Aleh donors will undoubtedly be spared the sobs of his mother:
"Effie was a happy boy, a delightful boy, a loving boy who caused others to love him." She breaks down, "They killed my child...The [closed circuit] cameras show that the aide choked him. [Effie also managed to tell his family that he was beaten by his caregiver at the institution. F.R.] and he lay sprawled on the sofa from 10 in the morning until the evening. They could have saved my child!" (My translation of what she said in the KAN segment.)
Dr. Reches explains the conduct of such institutions thus:
"If I were a director of a facility of this sort, I earn per capita, which means, I want to receive the payment from the Ministry of Welfare per head annually and at the same time I want to save all the expenses that I possibly can.  If I can operate a shift with one person, with one nurse, and to keep all the patients quiet with drugs, then I have earned money."
And it's safe to presume that nobody at the Aleh "Gala" will learn about the documented "choking" deaths of residents in Aleh institutions. Because the parents of those children did not publicize their tragedies, they were only sketchily reported in local newspapers in 2019 and 2000. Most citizens are unaware they occurred. (I wrote about two here.)

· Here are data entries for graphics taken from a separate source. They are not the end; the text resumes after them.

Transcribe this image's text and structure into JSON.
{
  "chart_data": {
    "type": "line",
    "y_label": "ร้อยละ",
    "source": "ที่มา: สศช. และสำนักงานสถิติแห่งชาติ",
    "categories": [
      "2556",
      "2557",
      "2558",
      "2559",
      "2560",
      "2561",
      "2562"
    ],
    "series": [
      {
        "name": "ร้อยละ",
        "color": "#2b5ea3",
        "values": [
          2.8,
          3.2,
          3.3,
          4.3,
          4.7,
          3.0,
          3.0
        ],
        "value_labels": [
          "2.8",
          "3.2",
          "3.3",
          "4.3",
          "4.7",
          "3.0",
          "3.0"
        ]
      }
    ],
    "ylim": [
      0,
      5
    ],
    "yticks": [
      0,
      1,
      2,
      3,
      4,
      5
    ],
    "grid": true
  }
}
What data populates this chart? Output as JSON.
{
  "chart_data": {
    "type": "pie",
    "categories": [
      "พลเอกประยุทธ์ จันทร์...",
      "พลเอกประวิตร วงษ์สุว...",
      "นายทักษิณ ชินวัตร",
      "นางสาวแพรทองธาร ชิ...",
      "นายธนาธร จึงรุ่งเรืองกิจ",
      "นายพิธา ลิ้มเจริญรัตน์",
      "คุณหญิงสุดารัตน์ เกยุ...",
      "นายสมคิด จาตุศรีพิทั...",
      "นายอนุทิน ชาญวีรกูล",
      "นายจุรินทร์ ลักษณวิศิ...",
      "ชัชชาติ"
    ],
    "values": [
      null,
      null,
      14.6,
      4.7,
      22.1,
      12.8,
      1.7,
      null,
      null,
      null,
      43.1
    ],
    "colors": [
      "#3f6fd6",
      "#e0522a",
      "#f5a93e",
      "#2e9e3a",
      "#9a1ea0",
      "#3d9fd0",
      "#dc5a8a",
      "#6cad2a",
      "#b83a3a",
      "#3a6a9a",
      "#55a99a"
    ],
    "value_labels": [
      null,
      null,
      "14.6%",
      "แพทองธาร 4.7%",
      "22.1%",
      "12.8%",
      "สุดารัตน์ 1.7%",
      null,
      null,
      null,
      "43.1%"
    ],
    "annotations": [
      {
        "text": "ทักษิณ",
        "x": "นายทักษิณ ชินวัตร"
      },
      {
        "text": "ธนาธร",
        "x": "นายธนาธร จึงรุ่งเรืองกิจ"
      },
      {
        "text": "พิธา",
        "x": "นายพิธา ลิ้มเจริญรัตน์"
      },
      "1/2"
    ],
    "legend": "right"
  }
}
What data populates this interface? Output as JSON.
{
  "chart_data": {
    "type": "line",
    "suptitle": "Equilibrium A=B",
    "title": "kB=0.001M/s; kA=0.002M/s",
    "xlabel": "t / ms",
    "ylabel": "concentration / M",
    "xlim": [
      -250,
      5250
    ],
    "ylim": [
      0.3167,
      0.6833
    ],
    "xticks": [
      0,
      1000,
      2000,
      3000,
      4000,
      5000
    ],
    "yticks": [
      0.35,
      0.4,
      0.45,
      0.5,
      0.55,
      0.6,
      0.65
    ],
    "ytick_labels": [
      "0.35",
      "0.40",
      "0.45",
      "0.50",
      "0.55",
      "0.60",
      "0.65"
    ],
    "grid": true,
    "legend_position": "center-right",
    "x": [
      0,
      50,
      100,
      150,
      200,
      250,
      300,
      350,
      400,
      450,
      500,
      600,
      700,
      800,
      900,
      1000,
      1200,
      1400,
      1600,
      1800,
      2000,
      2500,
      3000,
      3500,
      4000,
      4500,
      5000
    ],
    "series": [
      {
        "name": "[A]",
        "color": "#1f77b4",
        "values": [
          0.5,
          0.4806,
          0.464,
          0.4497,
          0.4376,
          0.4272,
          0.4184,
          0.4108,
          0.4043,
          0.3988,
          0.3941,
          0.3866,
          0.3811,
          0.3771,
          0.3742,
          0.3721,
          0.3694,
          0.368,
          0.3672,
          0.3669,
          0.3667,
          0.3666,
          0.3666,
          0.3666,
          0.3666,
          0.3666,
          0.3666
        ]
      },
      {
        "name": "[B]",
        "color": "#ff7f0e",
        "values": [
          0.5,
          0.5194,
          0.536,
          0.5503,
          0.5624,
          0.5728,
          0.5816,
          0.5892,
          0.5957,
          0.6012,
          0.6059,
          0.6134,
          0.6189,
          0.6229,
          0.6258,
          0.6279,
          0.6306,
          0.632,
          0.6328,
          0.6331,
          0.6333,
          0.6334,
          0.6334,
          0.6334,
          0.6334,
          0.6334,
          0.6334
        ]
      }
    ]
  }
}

What I posted on my blog several months ago ["Institutions: The world goes one way, Israel and Aleh the other"] will also surely remain concealed from the Aleh supporters. Here's an excerpt:
"Some 6,100 people with cognitive developmental disabilities live in 63 dormitories... The overwhelming majority are institutions owned by private companies that naturally see before their eyes the bottom line. The above atrocities [the case of Effie ben Baruch and other cases of abuse] were committed in institutions against a background of a revolution in global awareness that is hastening an end to the locking up and isolating of people with disabilities from the community. In Western countries, the trend is towards the closure of large institutions and transfer of residents to independent living within the community... In Israel the Bizchut organization has been leading the demand for the closure of institutions, which has been ignored for many years. Only in 2011 did the Ministry of Welfare invite five international experts to draft a literature review of the transfer from dormitory residences to in-community living. 'Research findings demonstrate a clear picture: community services are more beneficial than institutional living for the totality of people with cognitive developmental disabilities', they stated."
Instead, it's a safe bet that attendees will hear that the institutionalized living option of Aleh is ideal for its residents and that no comparable alternative exists! 

Israel Prize recipient Major General Doron Almog will likely sing the praises of Aleh's largest branch, Aleh Negev, known also as Nahalat Eran after his late son who resided there from the age of 13 until his death at the age of 23 in 2007.

Who will "serve up" with that "magical" gourmet meal the "magical" message of equal rights, independence and true inclusion in the community?